座席の説明をする松本一歩さん=早稲田小劇場どらま館が「戸山公園野外演劇祭」舞台見学会
「戸山公園野外演劇祭」は、野外演奏場跡地を有効活用する目的で戸山公園が企画。1月17日に第1弾として上演した早稲田大学在学生による「浜辺のアルカ」を皮切りに、6月末までに8団体23公演が行われ、延べ約800人が観劇した。常時公演を行えることが特徴の一つだが、7月~9月の間は猛暑やヤブ蚊の発生などを考慮して上演を控えた。
10月以降の上演希望者を対象とした今回の見学会は、どらま館で制作を担当する吉田恭大さんが企画し戸山公園との共催で開催。吉田さんは「地元新宿の演劇文化、早稲田演劇の醸成、地域との連携は使命の一つ。隣接する戸山公園と連携してこの演劇祭を盛り上げていくことは大学の理念にかなう。昨年9月の見学会が好評を得たこともあり、このタイミングで2回目を企画した」と話す。
9団体13人が参加し、戸山公園サービスセンターの杉山俊司センター長が開催の目的や経緯などについて、東京都公園協会パークコーディネータの高田耕作さんが上演に関する説明と事例紹介を行った。
5月の上演の際、以後の参加者のためにと、貸し出しを前提に所作台と客席を作り、公演後にバックステージツアーを行った演劇カンパニー「平泳ぎ本店」主宰の松本一歩さんがゲストとして参加。作り手と演者の視点からの振り返りとアドバイスを行った。貸し出し品の設営や利用方法などの説明も行った松本さんは「一枚の板を敷くことでここは演劇のための空間になる。この場を通じて人の輪が広がるなら、その力になりたい」と話す。

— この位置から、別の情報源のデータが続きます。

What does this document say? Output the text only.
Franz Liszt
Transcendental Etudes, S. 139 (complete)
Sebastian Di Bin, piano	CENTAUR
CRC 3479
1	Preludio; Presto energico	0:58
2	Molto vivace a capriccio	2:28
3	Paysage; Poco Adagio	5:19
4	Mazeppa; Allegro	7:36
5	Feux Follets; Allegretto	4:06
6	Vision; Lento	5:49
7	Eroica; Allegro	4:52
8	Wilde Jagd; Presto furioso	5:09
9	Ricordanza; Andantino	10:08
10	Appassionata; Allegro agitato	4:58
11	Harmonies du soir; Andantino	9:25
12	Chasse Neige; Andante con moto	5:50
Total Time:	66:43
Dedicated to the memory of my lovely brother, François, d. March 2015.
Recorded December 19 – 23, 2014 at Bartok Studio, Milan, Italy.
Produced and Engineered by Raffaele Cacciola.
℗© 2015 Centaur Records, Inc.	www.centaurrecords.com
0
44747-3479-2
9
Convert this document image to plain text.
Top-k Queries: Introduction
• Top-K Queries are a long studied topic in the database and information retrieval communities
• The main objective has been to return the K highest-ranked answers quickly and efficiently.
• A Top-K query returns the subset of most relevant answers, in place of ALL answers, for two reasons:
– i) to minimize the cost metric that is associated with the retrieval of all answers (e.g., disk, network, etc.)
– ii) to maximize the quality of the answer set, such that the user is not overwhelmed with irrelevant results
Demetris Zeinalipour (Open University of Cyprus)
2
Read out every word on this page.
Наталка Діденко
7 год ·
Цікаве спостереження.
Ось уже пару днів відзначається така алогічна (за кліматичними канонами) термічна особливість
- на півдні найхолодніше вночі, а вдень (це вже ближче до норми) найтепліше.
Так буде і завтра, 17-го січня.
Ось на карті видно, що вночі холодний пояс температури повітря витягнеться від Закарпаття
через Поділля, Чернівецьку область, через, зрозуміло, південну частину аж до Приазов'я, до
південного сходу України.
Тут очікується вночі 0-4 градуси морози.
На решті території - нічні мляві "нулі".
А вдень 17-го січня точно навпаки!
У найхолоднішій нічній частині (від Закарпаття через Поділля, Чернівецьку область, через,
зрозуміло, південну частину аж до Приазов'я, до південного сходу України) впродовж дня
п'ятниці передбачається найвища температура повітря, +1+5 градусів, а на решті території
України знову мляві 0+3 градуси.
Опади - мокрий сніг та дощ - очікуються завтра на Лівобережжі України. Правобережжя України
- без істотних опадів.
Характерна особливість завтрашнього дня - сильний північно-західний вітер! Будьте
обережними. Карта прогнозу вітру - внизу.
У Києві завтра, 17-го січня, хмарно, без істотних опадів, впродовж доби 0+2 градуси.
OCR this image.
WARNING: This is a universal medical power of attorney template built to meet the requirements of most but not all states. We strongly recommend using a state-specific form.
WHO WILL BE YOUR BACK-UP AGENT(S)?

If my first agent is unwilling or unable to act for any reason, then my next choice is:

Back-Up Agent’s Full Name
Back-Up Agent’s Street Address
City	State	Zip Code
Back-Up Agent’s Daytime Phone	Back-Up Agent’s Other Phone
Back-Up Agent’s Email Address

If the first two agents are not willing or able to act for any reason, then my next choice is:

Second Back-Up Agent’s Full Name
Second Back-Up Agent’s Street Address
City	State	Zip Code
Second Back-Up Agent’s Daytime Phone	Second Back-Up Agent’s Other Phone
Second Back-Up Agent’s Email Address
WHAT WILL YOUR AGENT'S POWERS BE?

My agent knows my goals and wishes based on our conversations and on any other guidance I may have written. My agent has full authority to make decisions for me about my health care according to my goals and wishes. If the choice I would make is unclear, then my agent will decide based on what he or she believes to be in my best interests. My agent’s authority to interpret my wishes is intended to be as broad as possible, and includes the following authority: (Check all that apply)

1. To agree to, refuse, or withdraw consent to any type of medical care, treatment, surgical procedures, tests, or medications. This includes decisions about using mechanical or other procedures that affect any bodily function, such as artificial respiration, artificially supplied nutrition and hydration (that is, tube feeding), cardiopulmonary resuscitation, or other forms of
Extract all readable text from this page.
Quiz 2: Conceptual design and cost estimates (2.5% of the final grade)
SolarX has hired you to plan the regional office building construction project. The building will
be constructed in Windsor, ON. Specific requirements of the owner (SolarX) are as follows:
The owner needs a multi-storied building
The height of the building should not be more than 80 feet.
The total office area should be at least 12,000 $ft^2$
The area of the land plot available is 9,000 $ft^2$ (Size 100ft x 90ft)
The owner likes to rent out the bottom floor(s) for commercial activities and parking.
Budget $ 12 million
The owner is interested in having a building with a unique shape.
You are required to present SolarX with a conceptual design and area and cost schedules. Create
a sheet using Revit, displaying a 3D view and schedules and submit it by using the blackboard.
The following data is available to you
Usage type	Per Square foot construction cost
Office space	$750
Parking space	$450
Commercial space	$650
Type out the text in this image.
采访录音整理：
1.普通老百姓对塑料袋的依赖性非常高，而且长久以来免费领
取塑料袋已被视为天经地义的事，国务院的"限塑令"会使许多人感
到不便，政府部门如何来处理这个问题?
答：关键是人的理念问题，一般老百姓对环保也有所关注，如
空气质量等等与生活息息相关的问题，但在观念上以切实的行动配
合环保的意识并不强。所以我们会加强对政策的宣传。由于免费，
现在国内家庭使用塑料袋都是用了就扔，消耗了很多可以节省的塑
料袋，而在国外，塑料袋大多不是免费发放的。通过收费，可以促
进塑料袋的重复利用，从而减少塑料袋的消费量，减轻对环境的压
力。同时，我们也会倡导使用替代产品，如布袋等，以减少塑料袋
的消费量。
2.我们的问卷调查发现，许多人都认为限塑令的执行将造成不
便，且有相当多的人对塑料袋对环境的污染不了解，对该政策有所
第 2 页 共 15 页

野外演劇については「自然環境、鳥の鳴き声やヘリコプターなどの音、通行人など劇場にはない未知の不確定要素と出合うことによって試される場。この環境の中で自分たちの表現を磨き新しい表現にたどり着く人も出てくるのではないか。そういう意味でも皆さんにとって刺激的な場所だと思う」と呼びかけた。
断続的な小雨に見舞われる中、参加者は熱心に説明に耳を傾け、公園利用のルールや演出上の疑問点などについて質問していた。